Ahh … no truer words have ever been uttered.
If you ever read this space, you may remember a recent column in which a male Eyeopener staffer deplored the sorry state of men’s washrooms. It almost made me feel sorry for all the crap (no pun intended) you guys put up with in search of a piss-free place to — ahem — “pinch a loaf.” But, guys, if you think a woman’s washroom is a paradigm of decorum and cleanliness, boy, are you ever wrong.
It never ceases to amaze me how neanderthalic women allow themselves to become in public washrooms. On the outside, we may appear more hygenic and aesthetically conscious than the average male (which isn’t saying much), but step into a women’s public washroom and all stereotypes are broken down.
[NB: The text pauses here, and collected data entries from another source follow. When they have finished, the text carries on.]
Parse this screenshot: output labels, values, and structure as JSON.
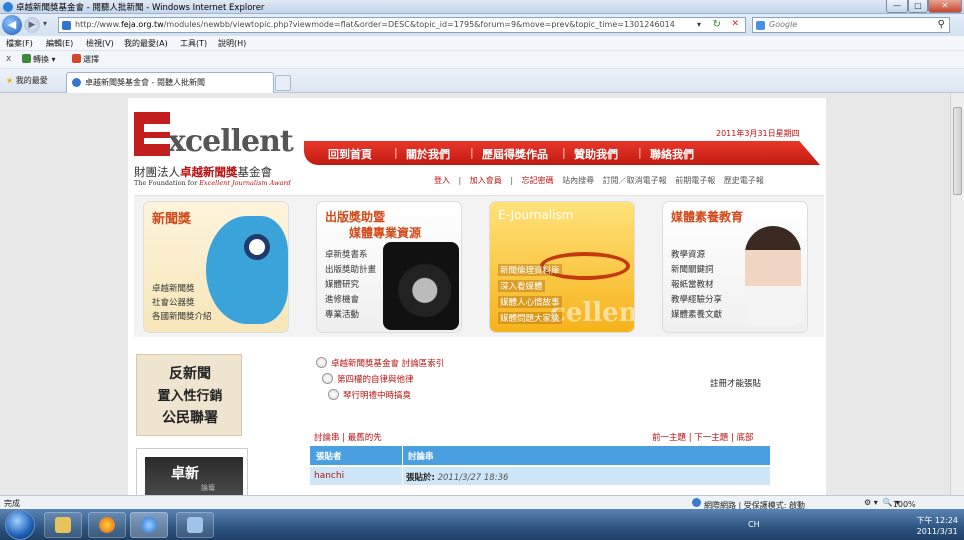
{
  "window": {
    "title": "卓越新聞獎基金會 - 閱聽人批新聞 - Windows Internet Explorer",
    "min": "—",
    "max": "□",
    "close": "✕"
  },
  "address": {
    "url_prefix": "http://www.",
    "url_domain": "feja.org.tw",
    "url_rest": "/modules/newbb/viewtopic.php?viewmode=flat&order=DESC&topic_id=1795&forum=9&move=prev&topic_time=1301246014",
    "search_placeholder": "Google",
    "back": "◀",
    "forward": "▶",
    "refresh": "↻",
    "stop": "✕",
    "go": "▾"
  },
  "menu": [
    "檔案(F)",
    "編輯(E)",
    "檢視(V)",
    "我的最愛(A)",
    "工具(T)",
    "說明(H)"
  ],
  "toolbar": {
    "convert": "轉換",
    "select": "選擇",
    "close": "x"
  },
  "favorites": {
    "label": "我的最愛",
    "tab_title": "卓越新聞獎基金會 - 閱聽人批新聞"
  },
  "header": {
    "logo_text": "xcellent",
    "logo_cn_prefix": "財團法人",
    "logo_cn_bold": "卓越新聞獎",
    "logo_cn_suffix": "基金會",
    "logo_en_prefix": "The Foundation for ",
    "logo_en_italic": "Excellent Journalism Award",
    "date": "2011年3月31日星期四",
    "nav": [
      "回到首頁",
      "關於我們",
      "歷屆得獎作品",
      "贊助我們",
      "聯絡我們"
    ],
    "nav_sep": "|",
    "sublinks": [
      "登入",
      "|",
      "加入會員",
      "|",
      "忘記密碼",
      "站內搜尋",
      "訂閱／取消電子報",
      "前期電子報",
      "歷史電子報"
    ]
  },
  "banner": {
    "cards": [
      {
        "title": "新聞獎",
        "lines": [
          "卓越新聞獎",
          "社會公器獎",
          "各國新聞獎介紹"
        ]
      },
      {
        "title": "出版獎助暨",
        "title2": "媒體專業資源",
        "lines": [
          "卓新獎書系",
          "出版獎助計畫",
          "媒體研究",
          "進修機會",
          "專業活動"
        ]
      },
      {
        "title": "E-Journalism",
        "ghost": "cellent",
        "lines": [
          "新聞倫理資料庫",
          "深入看媒體",
          "媒體人心情故事",
          "媒體問題大家談"
        ]
      },
      {
        "title": "媒體素養教育",
        "lines": [
          "教學資源",
          "新聞關鍵詞",
          "報紙當教材",
          "教學經驗分享",
          "媒體素養文獻"
        ]
      }
    ]
  },
  "sidebar": {
    "ad1": [
      "反新聞",
      "置入性行銷",
      "公民聯署"
    ],
    "ad2_title": "卓新",
    "ad2_sub": "論壇"
  },
  "forum": {
    "breadcrumb": [
      "卓越新聞獎基金會 討論區索引",
      "第四權的自律與他律",
      "琴行明禮中時搞臭"
    ],
    "register_note": "註冊才能張貼",
    "thread_tabs": "討論串 | 最舊的先",
    "thread_nav": "前一主題 | 下一主題 | 底部",
    "col_author": "張貼者",
    "col_thread": "討論串",
    "author": "hanchi",
    "posted_label": "張貼於:",
    "posted_time": "2011/3/27 18:36"
  },
  "status": {
    "left": "完成",
    "zone": "網際網路 | 受保護模式: 啟動",
    "zoom": "100%"
  },
  "taskbar": {
    "ime": "CH",
    "time": "下午 12:24",
    "date": "2011/3/31"
  },
  "colors": {
    "brand_red": "#c41d1d",
    "nav_red": "#d42a1e",
    "table_blue": "#4a9fe0",
    "row_blue": "#cde6f8"
  }
}
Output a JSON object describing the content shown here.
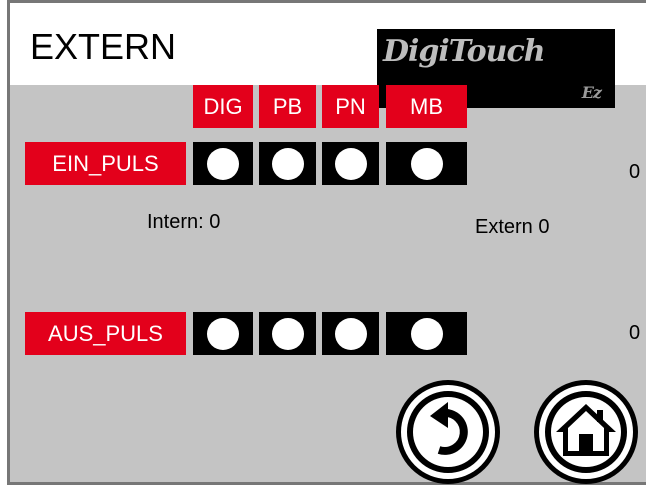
{
  "header": {
    "title": "EXTERN",
    "logo_text": "DigiTouch",
    "logo_sub": "Ez"
  },
  "columns": [
    "DIG",
    "PB",
    "PN",
    "MB"
  ],
  "rows": [
    {
      "label": "EIN_PULS",
      "value": "0"
    },
    {
      "label": "AUS_PULS",
      "value": "0"
    }
  ],
  "status": {
    "intern": "Intern: 0",
    "extern": "Extern 0"
  },
  "buttons": {
    "back_icon": "back-arrow-icon",
    "home_icon": "home-icon"
  },
  "colors": {
    "accent": "#e3001b",
    "panel_bg": "#c4c4c4",
    "indicator_bg": "#000000",
    "indicator_dot": "#ffffff"
  }
}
One of my biggest pet peeves of all time is pee on the toilet seats. Not only do I fail to comprehend the phenomenon (it’s hard to miss when, unlike guys, you don’t have to point and shoot), but it’s just plain disgusting. This was the main source of annoyance in the previous column. If only my grievances stopped here.
The period and all its attendant nastiness is a million times worse. When I enter a stall, the last thing I need to see is a soiled maxi pad or tampon floating wantonly in the toilet. Ladies, those little garbage bins on the inside walls are there for a reason. Please use them.
Then there’s the recurring maxi pad on the wall stunt. This is even worse when the thing’s been used. Call me humourless, but I just don’t get the joke. Or maybe this is some new form of abstract expressionism that I simply haven’t caught on to yet. Whatever. It’s still gross.
But enough with periods and onto more enlightening topics, like … “loafs.”
Walking into a stall to discover a little “present” has been left behind for you by the previous occupant is also disgusting, but on an entirely different level. Perhaps not everyone’s potty training included that most vital lesson: “How to flush after making poo-poo.” Even so, this is not an acceptable excuse. Would you want to enter a stall only to be greeted by the indigestible portions of someone else’s last meal? I didn’t think so.
These examples of female recklessness in the public washroom are not only disturbing, they’re most un-sisterly. Girls, if you think you’re somehow fighting the system of male oppression by resorting to primitive washroom behaviour, you’ve got it all wrong. The public washroom is the one place where we should embrace our femininity.
Go stick those soiled maxi pads on your ex-boyfriend’s shiny new Volvo.